Muore l’editore Piero Manni, passione e coerenza il suo lascito culturale e politico

Piero Manni

La passione per la letteratura e quella per la politica, un sorriso dolce e sguardo puntato, con lungimiranza, coerenza e curiosità, verso il mondo, vicino e lontano. È morto a 76 anni Piero Manni, fondatore nei primi anni ‘80, con la moglie Anna Grazia D’Oria, della omonima casa editrice. Autore di saggi e racconti, ha insegnato per vent’anni in carcere, è stato consigliere comunale di Rifondazione comunista ed era presidente onorario dell’Anpi Salento. La sua attività, sempre all’insegna delle relazioni umane e sociali, politiche e culturali, come dello scambio generazionale, ha incontrato spesso la strada percorsa da quiSalento, che si unisce al dolore dei familiari, della moglie e dei figli, Grazia, Agnese e Daniele, con un ricordo di Dario Goffredo, scrittore e operatore culturale.
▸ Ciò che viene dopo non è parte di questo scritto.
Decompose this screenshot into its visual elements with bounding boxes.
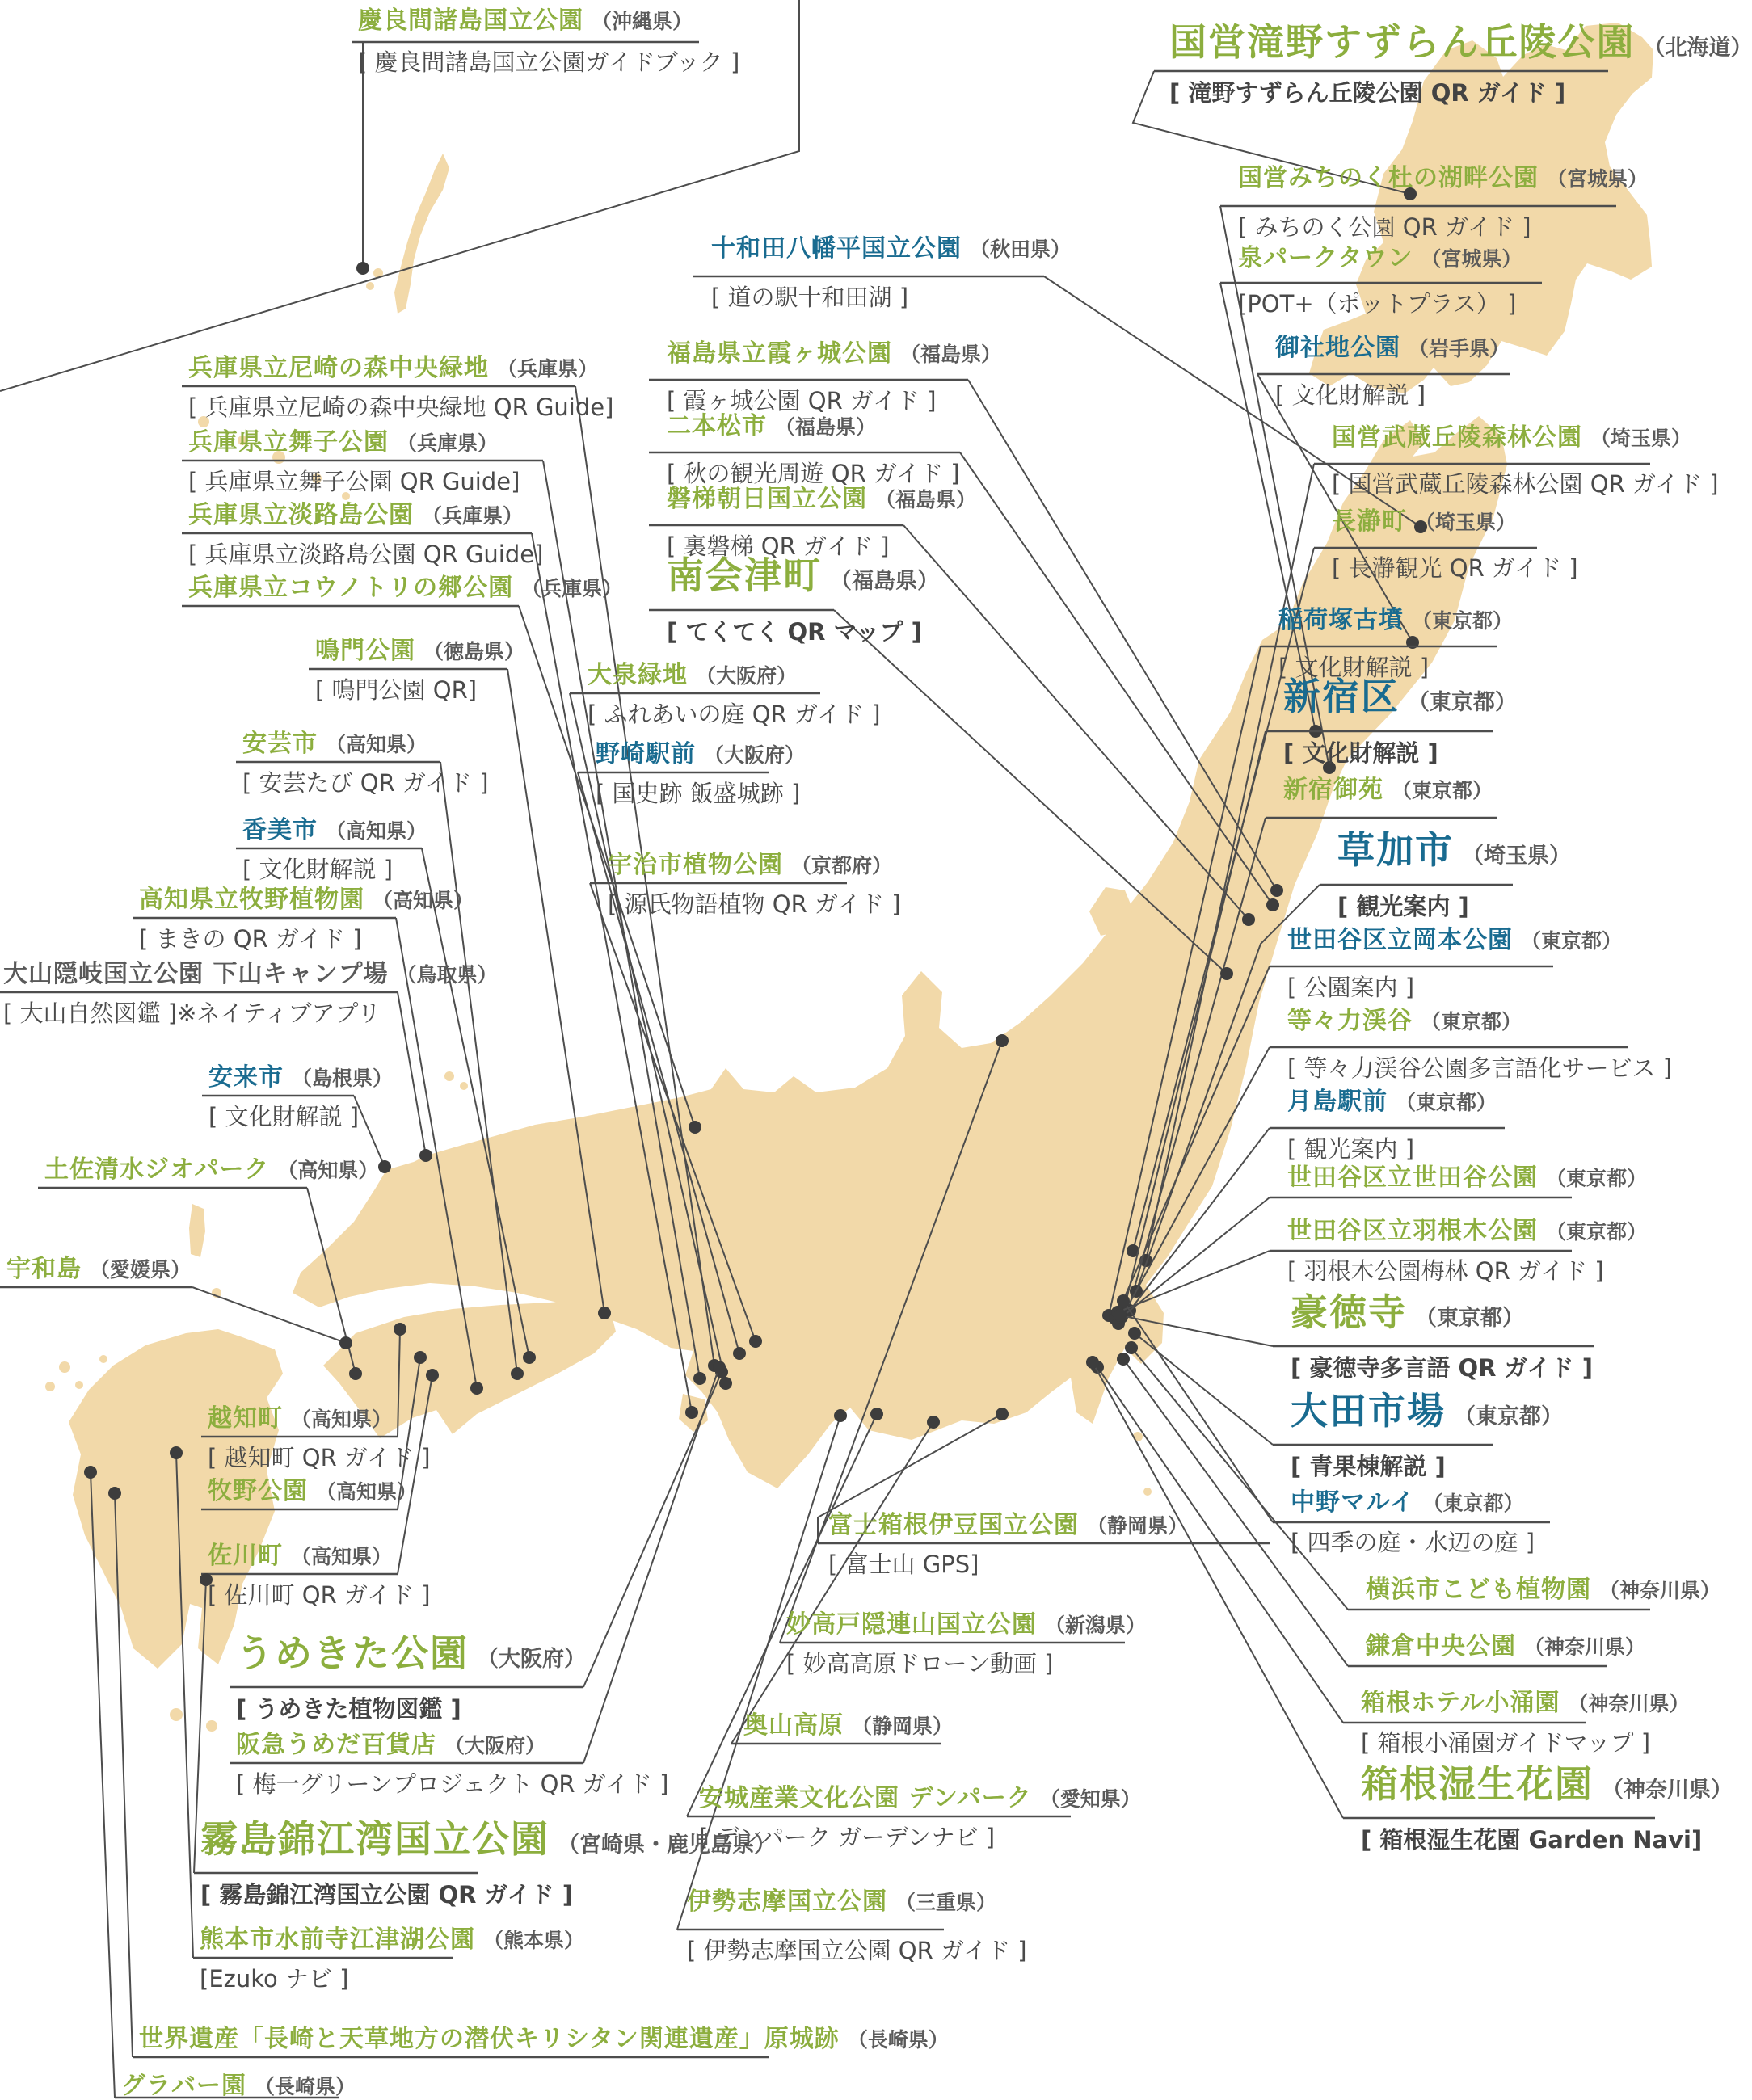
map-label-myoko — [786, 1612, 1146, 1638]
map-label-umekita — [236, 1631, 586, 1675]
map-label-fuji — [828, 1513, 1188, 1538]
site-name: 泉パークタウン — [1238, 244, 1413, 272]
prefecture: （高知県） — [316, 1480, 418, 1504]
site-name: 伊勢志摩国立公園 — [687, 1887, 887, 1916]
site-name: 月島駅前 — [1287, 1088, 1388, 1116]
service-name-naruto: [ 鳴門公園 QR] — [315, 676, 478, 704]
prefecture: （静岡県） — [1087, 1514, 1189, 1538]
site-name: 高知県立牧野植物園 — [139, 886, 364, 914]
service-name-towada: [ 道の駅十和田湖 ] — [711, 284, 909, 311]
service-name-tsukishima: [ 観光案内 ] — [1287, 1135, 1415, 1163]
service-name-shissei: [ 箱根湿生花園 Garden Navi] — [1361, 1826, 1703, 1854]
prefecture: （神奈川県） — [1568, 1692, 1690, 1715]
service-name-minamiaizu: [ てくてく QR マップ ] — [667, 618, 922, 646]
prefecture: （宮城県） — [1421, 247, 1522, 271]
site-name: 新宿御苑 — [1283, 776, 1383, 804]
service-name-kirishima: [ 霧島錦江湾国立公園 QR ガイド ] — [200, 1881, 574, 1909]
prefecture: （兵庫県） — [521, 577, 623, 600]
map-label-shinjuku — [1283, 677, 1517, 716]
map-label-kerama — [358, 8, 693, 34]
map-label-awaji — [188, 503, 523, 528]
service-name-maiko: [ 兵庫県立舞子公園 QR Guide] — [188, 468, 520, 495]
map-label-ochi — [208, 1406, 392, 1432]
prefecture: （東京都） — [1546, 1167, 1648, 1190]
map-label-hankyu — [236, 1732, 545, 1758]
prefecture: （福島県） — [900, 343, 1002, 366]
map-label-kounotori — [188, 575, 622, 601]
map-label-naruto — [315, 638, 524, 664]
site-name: 御社地公園 — [1275, 334, 1400, 362]
map-label-uwajima — [6, 1256, 191, 1282]
service-name-musashi: [ 国営武蔵丘陵森林公園 QR ガイド ] — [1332, 470, 1719, 498]
service-name-soka: [ 観光案内 ] — [1337, 893, 1469, 920]
map-label-harajo — [139, 2026, 949, 2052]
site-name: 世田谷区立岡本公園 — [1287, 926, 1513, 954]
map-label-nihonmatsu — [667, 414, 876, 440]
prefecture: （高知県） — [373, 889, 474, 912]
prefecture: （埼玉県） — [1462, 844, 1571, 869]
prefecture: （長崎県） — [255, 2075, 356, 2098]
site-name: 箱根ホテル小涌園 — [1361, 1689, 1560, 1717]
site-name: 草加市 — [1337, 828, 1454, 872]
map-label-yasugi — [208, 1065, 393, 1091]
map-label-makinobg — [139, 887, 474, 913]
prefecture: （兵庫県） — [397, 431, 499, 455]
service-name-bandai: [ 裏磐梯 QR ガイド ] — [667, 532, 890, 560]
prefecture: （兵庫県） — [497, 357, 599, 381]
site-name: 阪急うめだ百貨店 — [236, 1731, 436, 1759]
site-name: 等々力渓谷 — [1287, 1007, 1413, 1035]
site-name: グラバー園 — [121, 2072, 246, 2100]
site-name: 大山隠岐国立公園 下山キャンプ場 — [3, 960, 389, 988]
site-name: 二本松市 — [667, 412, 767, 440]
site-name: 世田谷区立世田谷公園 — [1287, 1164, 1538, 1192]
site-name: 中野マルイ — [1291, 1488, 1415, 1517]
site-name: 安城産業文化公園 デンパーク — [699, 1784, 1032, 1812]
service-name-kerama: [ 慶良間諸島国立公園ガイドブック ] — [358, 48, 740, 76]
site-name: 国営みちのく杜の湖畔公園 — [1238, 164, 1539, 192]
prefecture: （高知県） — [291, 1408, 393, 1431]
map-label-oshachi — [1275, 335, 1510, 361]
prefecture: （長崎県） — [847, 2028, 949, 2052]
prefecture: （神奈川県） — [1602, 1778, 1733, 1803]
prefecture: （宮崎県・鹿児島県） — [558, 1833, 776, 1858]
map-label-maiko — [188, 430, 498, 456]
site-name: 佐川町 — [208, 1542, 283, 1570]
site-name: 大泉緑地 — [588, 661, 688, 689]
map-label-kamakura — [1366, 1634, 1645, 1660]
prefecture: （埼玉県） — [1590, 427, 1692, 450]
prefecture: （新潟県） — [1045, 1614, 1147, 1637]
prefecture: （秋田県） — [970, 238, 1072, 261]
map-label-anjo — [699, 1786, 1141, 1812]
prefecture: （大阪府） — [477, 1647, 586, 1672]
map-label-bandai — [667, 486, 976, 512]
map-label-tsukishima — [1287, 1089, 1497, 1115]
prefecture: （埼玉県） — [1415, 511, 1517, 534]
map-label-kowakien — [1361, 1690, 1690, 1716]
site-name: 兵庫県立淡路島公園 — [188, 501, 414, 529]
service-name-hanegi: [ 羽根木公園梅林 QR ガイド ] — [1287, 1257, 1604, 1285]
prefecture: （京都府） — [791, 854, 893, 877]
prefecture: （愛媛県） — [90, 1258, 192, 1281]
service-name-todoroki: [ 等々力渓谷公園多言語化サービス ] — [1287, 1054, 1673, 1082]
service-name-awaji: [ 兵庫県立淡路島公園 QR Guide] — [188, 541, 544, 568]
prefecture: （東京都） — [1454, 1404, 1563, 1429]
prefecture: （静岡県） — [852, 1715, 954, 1738]
site-name: 慶良間諸島国立公園 — [358, 6, 583, 35]
site-name: 十和田八幡平国立公園 — [711, 234, 962, 263]
site-name: 宇和島 — [6, 1255, 82, 1283]
prefecture: （高知県） — [326, 733, 427, 756]
service-name-hankyu: [ 梅一グリーンプロジェクト QR ガイド ] — [236, 1770, 669, 1798]
map-label-inarizuka — [1278, 608, 1513, 633]
prefecture: （熊本県） — [483, 1929, 585, 1952]
site-name: 国営滝野すずらん丘陵公園 — [1169, 20, 1636, 64]
service-name-anjo: [ デンパーク ガーデンナビ ] — [699, 1824, 996, 1851]
service-name-okamoto: [ 公園案内 ] — [1287, 974, 1415, 1001]
prefecture: （東京都） — [1412, 609, 1514, 633]
site-name: 宇治市植物公園 — [608, 851, 783, 879]
service-name-nagatoro: [ 長瀞観光 QR ガイド ] — [1332, 554, 1578, 582]
map-label-yokohama — [1366, 1577, 1720, 1603]
service-name-takino: [ 滝野すずらん丘陵公園 QR ガイド ] — [1169, 79, 1566, 107]
site-name: 奥山高原 — [743, 1711, 844, 1740]
prefecture: （大阪府） — [704, 743, 806, 767]
service-name-kumamoto: [Ezuko ナビ ] — [200, 1965, 349, 1993]
site-name: 福島県立霞ヶ城公園 — [667, 339, 892, 368]
map-label-kami — [242, 818, 427, 844]
map-label-todoroki — [1287, 1008, 1522, 1034]
service-name-inarizuka: [ 文化財解説 ] — [1278, 654, 1430, 681]
service-name-myoko: [ 妙高高原ドローン動画 ] — [786, 1650, 1054, 1677]
service-name-nakano: [ 四季の庭・水辺の庭 ] — [1291, 1529, 1535, 1556]
map-label-gotokuji — [1291, 1290, 1524, 1334]
map-label-soka — [1337, 828, 1571, 872]
site-name: 箱根湿生花園 — [1361, 1762, 1594, 1806]
prefecture: （東京都） — [1396, 1091, 1497, 1114]
site-name: 磐梯朝日国立公園 — [667, 485, 867, 513]
site-name: 稲荷塚古墳 — [1278, 606, 1404, 634]
prefecture: （大阪府） — [444, 1734, 546, 1757]
prefecture: （福島県） — [875, 488, 977, 511]
service-name-kasumigajo: [ 霞ヶ城公園 QR ガイド ] — [667, 387, 937, 415]
map-label-amagasaki — [188, 356, 598, 381]
map-label-izumi — [1238, 246, 1522, 271]
service-name-gotokuji: [ 豪徳寺多言語 QR ガイド ] — [1291, 1354, 1594, 1382]
map-label-oizumi — [588, 663, 797, 688]
site-name: 安来市 — [208, 1063, 284, 1092]
prefecture: （東京都） — [1421, 1010, 1522, 1033]
prefecture: （高知県） — [291, 1545, 393, 1568]
prefecture: （東京都） — [1392, 779, 1493, 802]
site-name: 兵庫県立尼崎の森中央緑地 — [188, 354, 489, 382]
site-name: 豪徳寺 — [1291, 1290, 1407, 1334]
site-name: 野崎駅前 — [596, 740, 696, 768]
prefecture: （高知県） — [326, 819, 427, 843]
prefecture: （東京都） — [1422, 1492, 1524, 1515]
site-name: 大田市場 — [1291, 1389, 1446, 1433]
map-label-nakano — [1291, 1490, 1524, 1516]
service-name-michinoku: [ みちのく公園 QR ガイド ] — [1238, 213, 1531, 241]
service-name-uji: [ 源氏物語植物 QR ガイド ] — [608, 890, 901, 918]
map-label-gyoen — [1283, 777, 1493, 803]
prefecture: （東京都） — [1415, 1306, 1524, 1331]
site-name: うめきた公園 — [236, 1631, 469, 1675]
site-name: 南会津町 — [667, 553, 822, 597]
site-name: 香美市 — [242, 816, 318, 844]
prefecture: （東京都） — [1546, 1220, 1648, 1244]
map-label-takino — [1169, 20, 1752, 64]
map-label-nagatoro — [1332, 509, 1516, 535]
site-name: 霧島錦江湾国立公園 — [200, 1817, 550, 1861]
site-name: 世界遺産「長崎と天草地方の潜伏キリシタン関連遺産」原城跡 — [139, 2025, 840, 2053]
service-name-kowakien: [ 箱根小涌園ガイドマップ ] — [1361, 1729, 1651, 1757]
site-name: 兵庫県立舞子公園 — [188, 428, 389, 457]
service-name-ise: [ 伊勢志摩国立公園 QR ガイド ] — [687, 1937, 1027, 1964]
site-name: 兵庫県立コウノトリの郷公園 — [188, 574, 514, 602]
prefecture: （宮城県） — [1547, 167, 1649, 191]
prefecture: （三重県） — [895, 1891, 997, 1914]
service-name-shinjuku: [ 文化財解説 ] — [1283, 739, 1438, 767]
service-name-fuji: [ 富士山 GPS] — [828, 1551, 979, 1578]
site-name: 横浜市こども植物園 — [1366, 1576, 1591, 1604]
map-label-kasumigajo — [667, 341, 1001, 367]
prefecture: （徳島県） — [423, 640, 525, 663]
prefecture: （東京都） — [1521, 929, 1623, 953]
map-label-minamiaizu — [667, 553, 939, 597]
site-name: 土佐清水ジオパーク — [44, 1155, 270, 1184]
map-label-kirishima — [200, 1817, 776, 1861]
map-label-kumamoto — [200, 1927, 584, 1953]
prefecture: （島根県） — [292, 1067, 394, 1090]
map-label-okuyama — [743, 1713, 953, 1739]
map-label-uji — [608, 852, 892, 878]
map-label-okamoto — [1287, 928, 1622, 953]
site-name: 牧野公園 — [208, 1477, 308, 1505]
service-name-ota: [ 青果棟解説 ] — [1291, 1453, 1446, 1480]
site-name: 鎌倉中央公園 — [1366, 1632, 1516, 1660]
site-name: 新宿区 — [1283, 675, 1400, 718]
prefecture: （兵庫県） — [422, 504, 524, 528]
prefecture: （鳥取県） — [396, 963, 498, 987]
map-label-michinoku — [1238, 166, 1648, 191]
service-name-aki: [ 安芸たび QR ガイド ] — [242, 769, 489, 797]
service-name-oshachi: [ 文化財解説 ] — [1275, 381, 1426, 409]
site-name: 越知町 — [208, 1404, 283, 1433]
service-name-izumi: [POT+（ポットプラス） ] — [1238, 290, 1517, 318]
prefecture: （福島県） — [830, 569, 939, 594]
map-label-tosashimizu — [44, 1157, 378, 1183]
prefecture: （北海道） — [1643, 36, 1752, 61]
map-label-nozaki — [596, 742, 805, 768]
site-name: 安芸市 — [242, 730, 318, 758]
site-name: 熊本市水前寺江津湖公園 — [200, 1925, 475, 1954]
service-name-nozaki: [ 国史跡 飯盛城跡 ] — [596, 780, 801, 807]
map-label-ise — [687, 1889, 996, 1915]
prefecture: （福島県） — [775, 415, 877, 439]
prefecture: （大阪府） — [696, 664, 798, 688]
service-name-yasugi: [ 文化財解説 ] — [208, 1103, 360, 1130]
service-name-sagawa: [ 佐川町 QR ガイド ] — [208, 1581, 431, 1609]
service-name-makinobg: [ まきの QR ガイド ] — [139, 925, 362, 953]
site-name: 国営武蔵丘陵森林公園 — [1332, 423, 1582, 452]
prefecture: （高知県） — [277, 1159, 379, 1182]
prefecture: （神奈川県） — [1599, 1579, 1721, 1602]
map-label-daisen — [3, 962, 497, 987]
site-name: 世田谷区立羽根木公園 — [1287, 1217, 1538, 1245]
service-name-umekita: [ うめきた植物図鑑 ] — [236, 1695, 461, 1723]
site-name: 鳴門公園 — [315, 637, 415, 665]
prefecture: （神奈川県） — [1524, 1635, 1646, 1659]
site-name: 長瀞町 — [1332, 507, 1407, 536]
map-label-ota — [1291, 1389, 1563, 1433]
service-name-oizumi: [ ふれあいの庭 QR ガイド ] — [588, 701, 881, 728]
map-label-glover — [121, 2073, 356, 2099]
service-name-nihonmatsu: [ 秋の観光周遊 QR ガイド ] — [667, 460, 960, 487]
prefecture: （岩手県） — [1409, 337, 1510, 360]
map-label-makinopk — [208, 1479, 417, 1505]
prefecture: （東京都） — [1408, 690, 1517, 715]
map-label-shissei — [1361, 1762, 1733, 1806]
map-label-towada — [711, 236, 1071, 262]
prefecture: （沖縄県） — [592, 10, 693, 33]
map-label-aki — [242, 731, 427, 757]
service-name-kami: [ 文化財解説 ] — [242, 856, 394, 883]
service-name-daisen: [ 大山自然図鑑 ]※ネイティブアプリ — [3, 999, 381, 1027]
map-label-musashi — [1332, 425, 1691, 451]
service-name-ochi: [ 越知町 QR ガイド ] — [208, 1444, 431, 1471]
prefecture: （愛知県） — [1039, 1787, 1141, 1811]
service-name-amagasaki: [ 兵庫県立尼崎の森中央緑地 QR Guide] — [188, 393, 614, 421]
map-label-setagaya — [1287, 1165, 1647, 1191]
site-name: 富士箱根伊豆国立公園 — [828, 1511, 1079, 1539]
map-label-hanegi — [1287, 1218, 1647, 1244]
map-label-sagawa — [208, 1543, 392, 1569]
site-name: 妙高戸隠連山国立公園 — [786, 1610, 1037, 1639]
Quella volta con Piero e Sanguineti

Era il 1993 quando sono entrato per la prima volta nella redazione della casa editrice Manni. All’epoca la casa editrice era il suo appartamento ai Salesiani, il salotto la redazione, il garage il magazzino. Avevo 17 anni, Piero e Anna Grazia accolsero me e un piccolo gruppo di miei amici (tutti studenti dell’ultimo anno del liceo) con cui stavo lavorando al progetto di una rivista di “in/formazione culturale”, come riportava la copertina (quella barretta fu un tocco suggerito proprio da Piero). Piero mise a nostra disposizione le sue risorse, la sua cultura, la sua passione, la sua esperienza, e ci aiutò a dare ai nostri scritti a volte velleitari e ingenui una veste editoriale più che dignitosa. Ci accolse, Piero, nel suo salone. E di quel salone ricordo ancora le pareti colme di libri, di fotocopie, di fascicoli. Ci accomodammo al tavolo e lui tirò fuori moltissimi libri d’arte per farci scegliere la copertina di “Candido” (così si chiamava la rivista). Ci offrì il caffè. Io lo bevvi, il caffè, che mi andò di traverso, e riuscii a nebulizzarlo su quei bellissimi e preziosissimi libri. Il sorriso di Piero. Ecco cosa non dimenticherò mai.

Dopo quella volta sono stati numerosi i nostri incontri. Fu lui a consigliarmi di andare a studiare Lettere a Bologna. E quando partii da Lecce avevo in valigia, insieme a sogni e speranze, due lettere. Una era per Roberto Roversi e l’altra era per Niva Lorenzini. In queste lettere, Piero presentava a quei due mostri sacri della poesia e della critica italiana un giovane e promettente poeta. Era così che mi vedeva.

Ogni volta che tornavo a Lecce passavo da Piero. Stavo ore nel suo garage, ad aiutarlo a impacchettare libri e a sentirlo parlare, e a raccontargli di me. Piero aveva una grande capacità di ascoltare e aveva sempre il consiglio giusto, un’idea brillante, qualcosa da farti scoprire. In uno dei nostri incontri mi mise in mano un blocco di fogli sciolti. Erano le bozze dell’antologia del Gruppo ’93. Il libro non era ancora uscito, ma voleva a tutti i costi che lo leggessi. Grazie a lui e Anna Grazia ho conosciuto poeti come Sanguineti, Pagliarani, Leonetti, Roversi. Una volta a Bologna mi presentò Edoardo Sanguineti, dicendo: “Lui è Dario, uno bravo”. Chi se lo scorda.

Tornato a Lecce ho avuto modo negli anni di collaborare con lui per la rivista dell’Università di Lecce, “Unile”, di cui ricordo con grande gioia le riunioni di redazione, per l’antologia di racconti sul precariato “Tu quando scadi”. Di quel periodo ricordo le numerose presentazioni che ogni volta erano occasione per uno scambio umano e intellettuale. Era il periodo in cui Piero era candidato come consigliere regionale di Rifondazione comunista.

Nel corso degli anni (per mia colpa) i nostri incontri si sono diradati. L’ho rivisto l’ultima volta pochi mesi fa. Era seduto, come sempre, alla sua scrivania in casa editrice. Era un po’ sfiorito, certo, era un po’ “appannato” forse, ma il suo sorriso, il suo sorriso no, quello non era sfiorito, non era appannato. Così come non sfiorirà e non si appannerà nel ricordo di tanti.